Quarterly report pursuant to Section 13 or 15(d)

BASIS OF PRESENTATION

 v2.3.0.11
BASIS OF PRESENTATION
3 Months Ended
Jun. 30, 2011
BASIS OF PRESENTATION  
BASIS OF PRESENTATION

1 – BASIS OF PRESENTATION

 

The accompanying unaudited condensed consolidated financial statements include the accounts of Health Enhancement Products, Inc. and its wholly-owned subsidiaries (collectively, the “Company”).  All significant inter-company accounts and transactions have been eliminated in consolidation.  In the opinion of the Company’s management, the financial statements contain all adjustments (consisting of only normal recurring adjustments) necessary to present fairly the information set forth therein.  These consolidated financial statements are condensed, and therefore do not include all of the information and footnotes required by accounting principles generally accepted in the United States of America for complete financial statements.  These unaudited condensed consolidated financial statements should be read in conjunction with the Company’s December 31, 2010 consolidated audited financial statements and supplementary data included in the Annual Report on Form 10-K filed with the SEC on April 15, 2011.

 

The results of operations for the six months ended June 30, 2011 are not necessarily indicative of the results to be expected for the fiscal year ending December 31, 2011, or any other period.

 

The Company incurred a net loss of $780,458 for the six months ended June 30, 2011, and had net loss of $5,518,703 for the six months ended June 30, 2010.  In addition, the Company had a working capital deficiency of $795,768 and a stockholders’ deficit of $1,103,848 at June 30, 2011.  These factors continue to raise substantial doubt about the Company's ability to continue as a going concern.  During the first six months of 2011, the Company raised $372,500 in net proceeds from the sale of common stock and exercise of common stock warrants, and $114,500 from the issuance of convertible debentures.  There can be no assurance that the Company will be able to continue to raise additional capital.

 

Although the Company recently signed an exclusive worldwide distribution agreement, it has not yet realized the revenue it was expecting from such distribution arrangement.
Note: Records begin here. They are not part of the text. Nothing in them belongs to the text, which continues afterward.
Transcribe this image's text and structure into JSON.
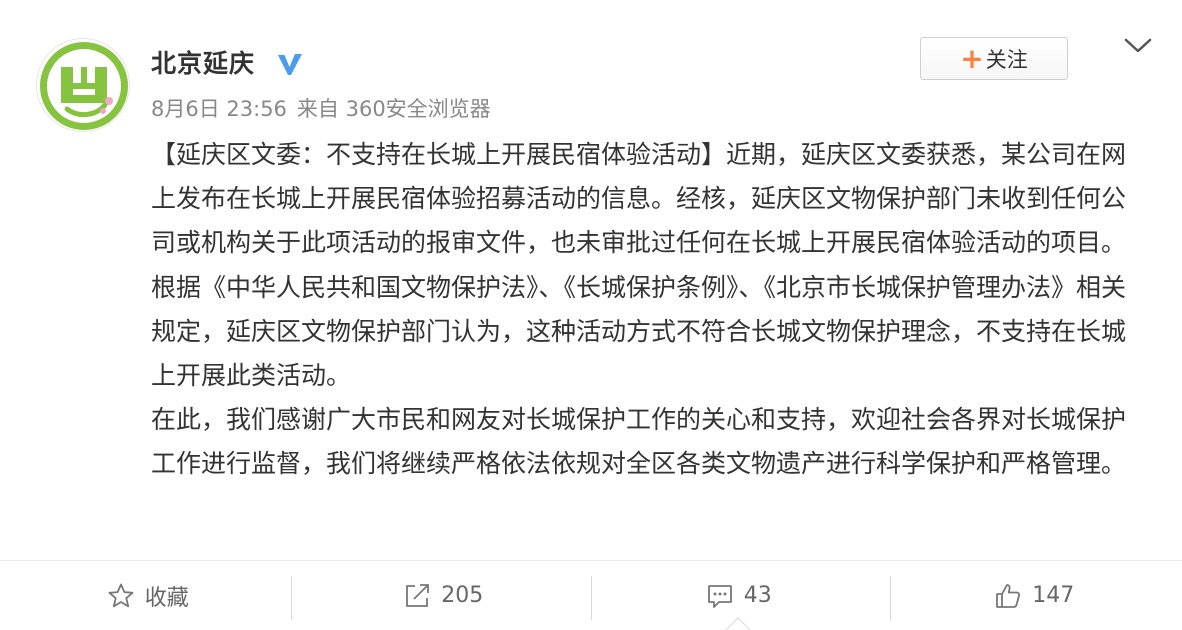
{
  "post": {
    "author": "北京延庆",
    "date": "8月6日 23:56",
    "source": "来自 360安全浏览器",
    "follow_label": "关注",
    "follow_plus": "+",
    "paragraphs": [
      "【延庆区文委：不支持在长城上开展民宿体验活动】近期，延庆区文委获悉，某公司在网上发布在长城上开展民宿体验招募活动的信息。经核，延庆区文物保护部门未收到任何公司或机构关于此项活动的报审文件，也未审批过任何在长城上开展民宿体验活动的项目。根据《中华人民共和国文物保护法》、《长城保护条例》、《北京市长城保护管理办法》相关规定，延庆区文物保护部门认为，这种活动方式不符合长城文物保护理念，不支持在长城上开展此类活动。",
      "在此，我们感谢广大市民和网友对长城保护工作的关心和支持，欢迎社会各界对长城保护工作进行监督，我们将继续严格依法依规对全区各类文物遗产进行科学保护和严格管理。"
    ]
  },
  "actions": {
    "favorite_label": "收藏",
    "repost_count": "205",
    "comment_count": "43",
    "like_count": "147"
  },
  "icons": {
    "verified": "verified-v-icon",
    "follow": "plus-icon",
    "menu": "chevron-down-icon",
    "favorite": "star-icon",
    "repost": "share-arrow-icon",
    "comment": "comment-icon",
    "like": "thumbs-up-icon"
  },
  "colors": {
    "accent_orange": "#ff8140",
    "verified_blue": "#4b9cf0",
    "avatar_green": "#86c440"
  }
}
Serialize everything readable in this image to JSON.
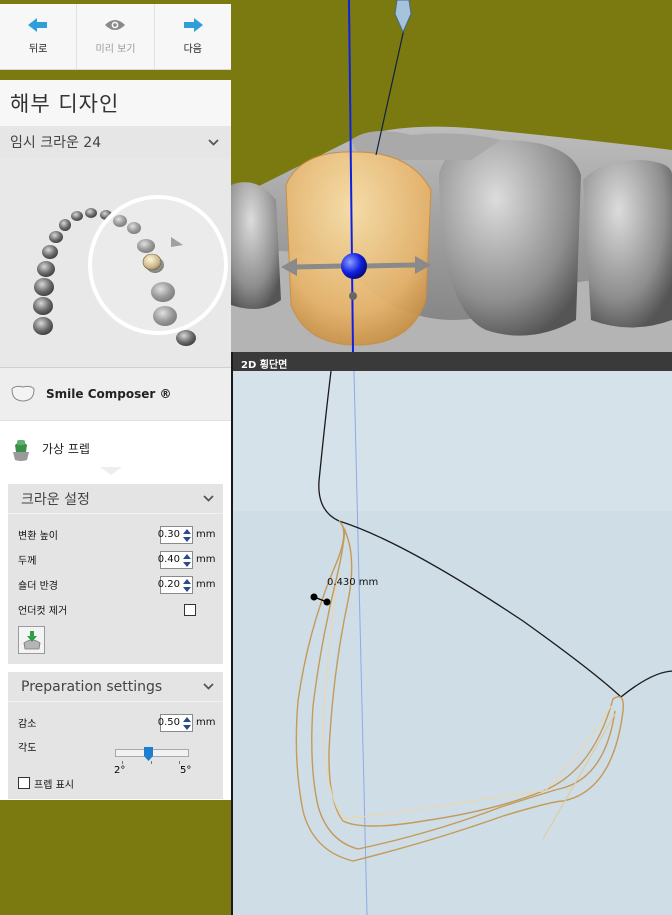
{
  "toolbar": {
    "back_label": "뒤로",
    "preview_label": "미리 보기",
    "next_label": "다음"
  },
  "panel": {
    "title": "해부 디자인",
    "tooth_selector": "임시 크라운 24",
    "smile_composer": "Smile Composer ®",
    "virtual_prep": "가상 프렙"
  },
  "crown_settings": {
    "title": "크라운 설정",
    "transition_height_label": "변환 높이",
    "transition_height_value": "0.30",
    "thickness_label": "두께",
    "thickness_value": "0.40",
    "shoulder_radius_label": "숄더 반경",
    "shoulder_radius_value": "0.20",
    "undercut_label": "언더컷 제거",
    "undercut_checked": false,
    "unit": "mm"
  },
  "prep_settings": {
    "title": "Preparation settings",
    "reduction_label": "감소",
    "reduction_value": "0.50",
    "angle_label": "각도",
    "angle_min": "2°",
    "angle_max": "5°",
    "angle_level": 0.45,
    "show_prep_label": "프렙 표시",
    "show_prep_checked": false,
    "unit": "mm"
  },
  "view2d": {
    "title": "2D 횡단면",
    "measurement": "0.430 mm"
  },
  "colors": {
    "background_olive": "#7b7a10",
    "accent_blue": "#2e9fd8",
    "crown_tan": "#e8b46a",
    "gizmo_blue": "#1020e0"
  }
}
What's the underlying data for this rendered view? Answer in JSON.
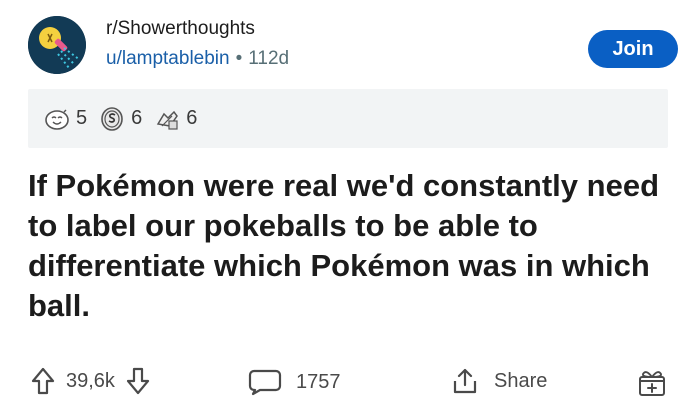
{
  "post": {
    "subreddit": "r/Showerthoughts",
    "username": "u/lamptablebin",
    "age": "112d",
    "join_label": "Join",
    "awards": [
      {
        "icon": "laughing-face-award-icon",
        "count": "5"
      },
      {
        "icon": "silver-coin-award-icon",
        "count": "6"
      },
      {
        "icon": "helpful-hands-award-icon",
        "count": "6"
      }
    ],
    "title": "If Pokémon were real we'd constantly need to label our pokeballs to be able to differentiate which Pokémon was in which ball."
  },
  "actions": {
    "votes": "39,6k",
    "comments": "1757",
    "share_label": "Share"
  }
}
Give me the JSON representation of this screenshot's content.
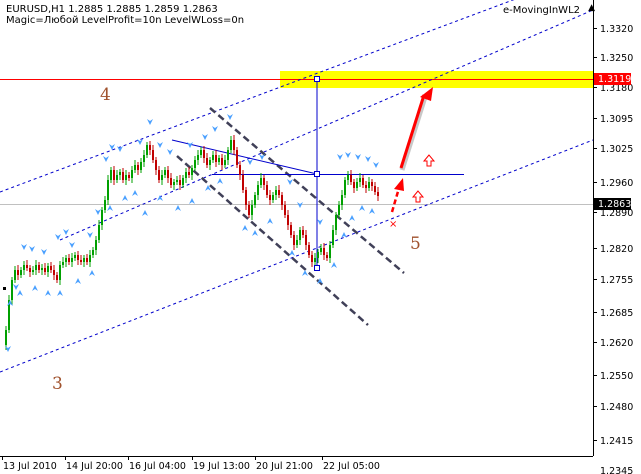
{
  "header": {
    "symbol_line": "EURUSD,H1  1.2885 1.2885 1.2859 1.2863",
    "params_line": "Magic=Любой  LevelProfit=10n  LevelWLoss=0n"
  },
  "indicator": {
    "name": "e-MovingInWL2",
    "arrow": "▲"
  },
  "price_axis": {
    "labels": [
      "1.3320",
      "1.3250",
      "1.3180",
      "1.3095",
      "1.3025",
      "1.2960",
      "1.2890",
      "1.2820",
      "1.2755",
      "1.2685",
      "1.2620",
      "1.2550",
      "1.2480",
      "1.2415",
      "1.2345"
    ],
    "current_price": "1.2863",
    "level_price": "1.3119",
    "level_color": "#ff0000",
    "current_color": "#000000"
  },
  "time_axis": {
    "labels": [
      "13 Jul 2010",
      "14 Jul 20:00",
      "16 Jul 04:00",
      "19 Jul 13:00",
      "20 Jul 21:00",
      "22 Jul 05:00"
    ]
  },
  "annotations": {
    "wave_3": "3",
    "wave_4": "4",
    "wave_5": "5",
    "label_color": "#a0522d"
  },
  "colors": {
    "up_candle": "#00a000",
    "down_candle": "#c00000",
    "channel_blue": "#0000cc",
    "channel_dark": "#404060",
    "target_zone": "#ffff00",
    "arrow_red": "#ff0000",
    "fractal": "#4aa0ff"
  }
}
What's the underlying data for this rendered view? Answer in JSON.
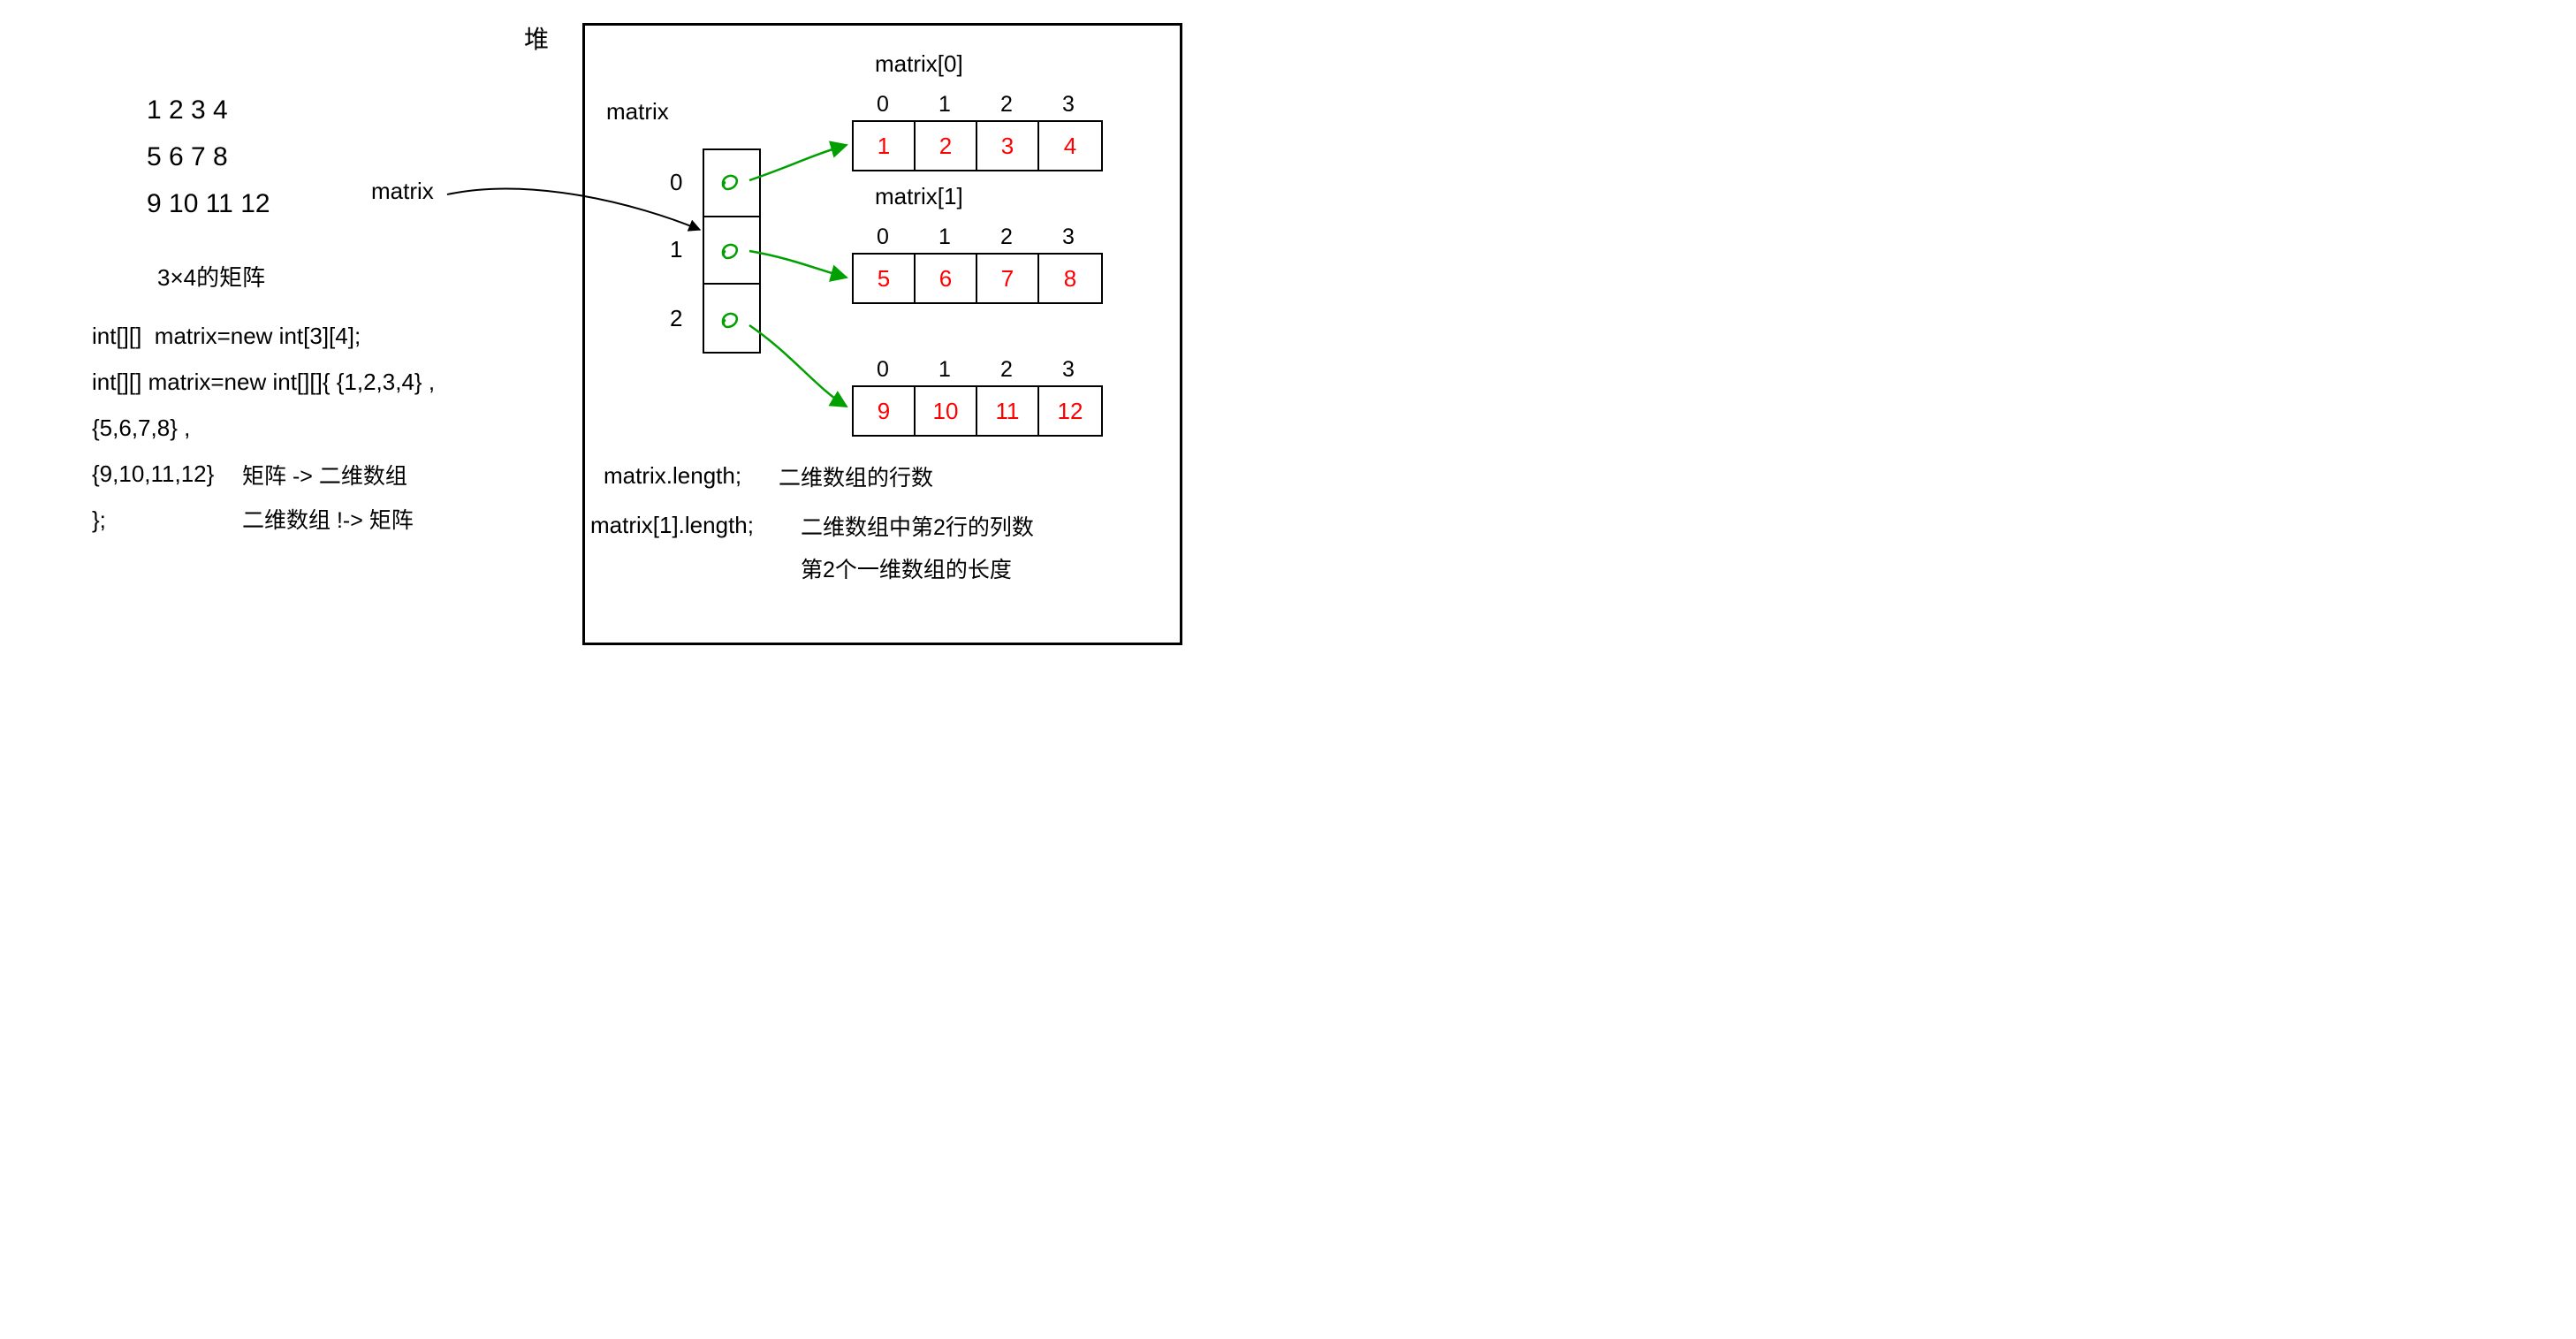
{
  "labels": {
    "heap_title": "堆",
    "matrix_word_left": "matrix",
    "matrix_word_top": "matrix",
    "arr0_label": "matrix[0]",
    "arr1_label": "matrix[1]",
    "desc_dim": "3×4的矩阵",
    "code_line1": "int[][]  matrix=new int[3][4];",
    "code_line2": "int[][] matrix=new int[][]{ {1,2,3,4} ,",
    "code_line3": "{5,6,7,8} ,",
    "code_line4": "{9,10,11,12}",
    "code_line5": "};",
    "map1": "矩阵 -> 二维数组",
    "map2": "二维数组 !-> 矩阵",
    "len1_left": "matrix.length;",
    "len1_right": "二维数组的行数",
    "len2_left": "matrix[1].length;",
    "len2_right": "二维数组中第2行的列数",
    "len3": "第2个一维数组的长度"
  },
  "left_matrix_rows": [
    "1 2 3 4",
    "5 6 7 8",
    "9 10 11 12"
  ],
  "outer_indices": [
    "0",
    "1",
    "2"
  ],
  "col_indices": [
    "0",
    "1",
    "2",
    "3"
  ],
  "row_data": {
    "r0": [
      "1",
      "2",
      "3",
      "4"
    ],
    "r1": [
      "5",
      "6",
      "7",
      "8"
    ],
    "r2": [
      "9",
      "10",
      "11",
      "12"
    ]
  },
  "chart_data": {
    "type": "table",
    "title": "2D array (Java int[3][4]) heap layout",
    "rows": 3,
    "cols": 4,
    "data": [
      [
        1,
        2,
        3,
        4
      ],
      [
        5,
        6,
        7,
        8
      ],
      [
        9,
        10,
        11,
        12
      ]
    ]
  }
}
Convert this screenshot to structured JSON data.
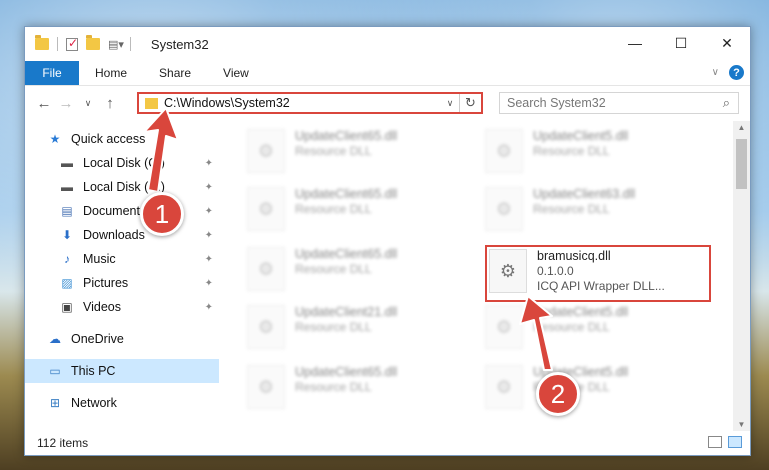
{
  "window": {
    "title": "System32",
    "controls": {
      "minimize": "—",
      "maximize": "☐",
      "close": "✕"
    }
  },
  "ribbon": {
    "tabs": [
      "File",
      "Home",
      "Share",
      "View"
    ],
    "help": "?"
  },
  "address": {
    "path": "C:\\Windows\\System32",
    "search_placeholder": "Search System32"
  },
  "sidebar": {
    "items": [
      {
        "label": "Quick access",
        "icon": "star-icon"
      },
      {
        "label": "Local Disk (C:)",
        "icon": "drive-icon",
        "pinned": true
      },
      {
        "label": "Local Disk (D:)",
        "icon": "drive-icon",
        "pinned": true
      },
      {
        "label": "Documents",
        "icon": "documents-icon",
        "pinned": true
      },
      {
        "label": "Downloads",
        "icon": "download-icon",
        "pinned": true
      },
      {
        "label": "Music",
        "icon": "music-icon",
        "pinned": true
      },
      {
        "label": "Pictures",
        "icon": "pictures-icon",
        "pinned": true
      },
      {
        "label": "Videos",
        "icon": "videos-icon",
        "pinned": true
      },
      {
        "label": "OneDrive",
        "icon": "cloud-icon"
      },
      {
        "label": "This PC",
        "icon": "computer-icon"
      },
      {
        "label": "Network",
        "icon": "network-icon"
      }
    ]
  },
  "files": [
    {
      "name": "UpdateClient65.dll",
      "desc": "Resource DLL"
    },
    {
      "name": "UpdateClient5.dll",
      "desc": "Resource DLL"
    },
    {
      "name": "UpdateClient65.dll",
      "desc": "Resource DLL"
    },
    {
      "name": "UpdateClient63.dll",
      "desc": "Resource DLL"
    },
    {
      "name": "UpdateClient65.dll",
      "desc": "Resource DLL"
    },
    {
      "name": "bramusicq.dll",
      "version": "0.1.0.0",
      "desc": "ICQ API Wrapper DLL..."
    },
    {
      "name": "UpdateClient21.dll",
      "desc": "Resource DLL"
    },
    {
      "name": "UpdateClient5.dll",
      "desc": "Resource DLL"
    },
    {
      "name": "UpdateClient65.dll",
      "desc": "Resource DLL"
    },
    {
      "name": "UpdateClient5.dll",
      "desc": "Resource DLL"
    }
  ],
  "status": {
    "items": "112 items"
  },
  "annotations": {
    "step1": "1",
    "step2": "2"
  }
}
There can be no assurance that sufficient funds required during the next year or thereafter will be generated from operations or that funds will be available from external sources such as debt or equity financings or other potential sources. The lack of additional capital resulting from the inability to generate cash flow from operations or to raise capital from external sources would force the Company to substantially curtail or cease operations and would, therefore, have a material adverse effect on its business. Furthermore, there can be no assurance that any such required funds, if available, will be available on attractive terms or that they will not have a significant dilutive effect on the Company’s existing stockholders.

 

The accompanying condensed consolidated financial statements do not include any adjustments related to the recoverability or classification of asset-carrying amounts or the amounts and classifications of liabilities that may result should the Company be unable to continue as a going concern.

 

Certain reclassifications have been made to prior-year and prior period comparative financial statements to conform to the current year and period presentation.  These reclassifications had no effect on previously reported results of operations or financial position.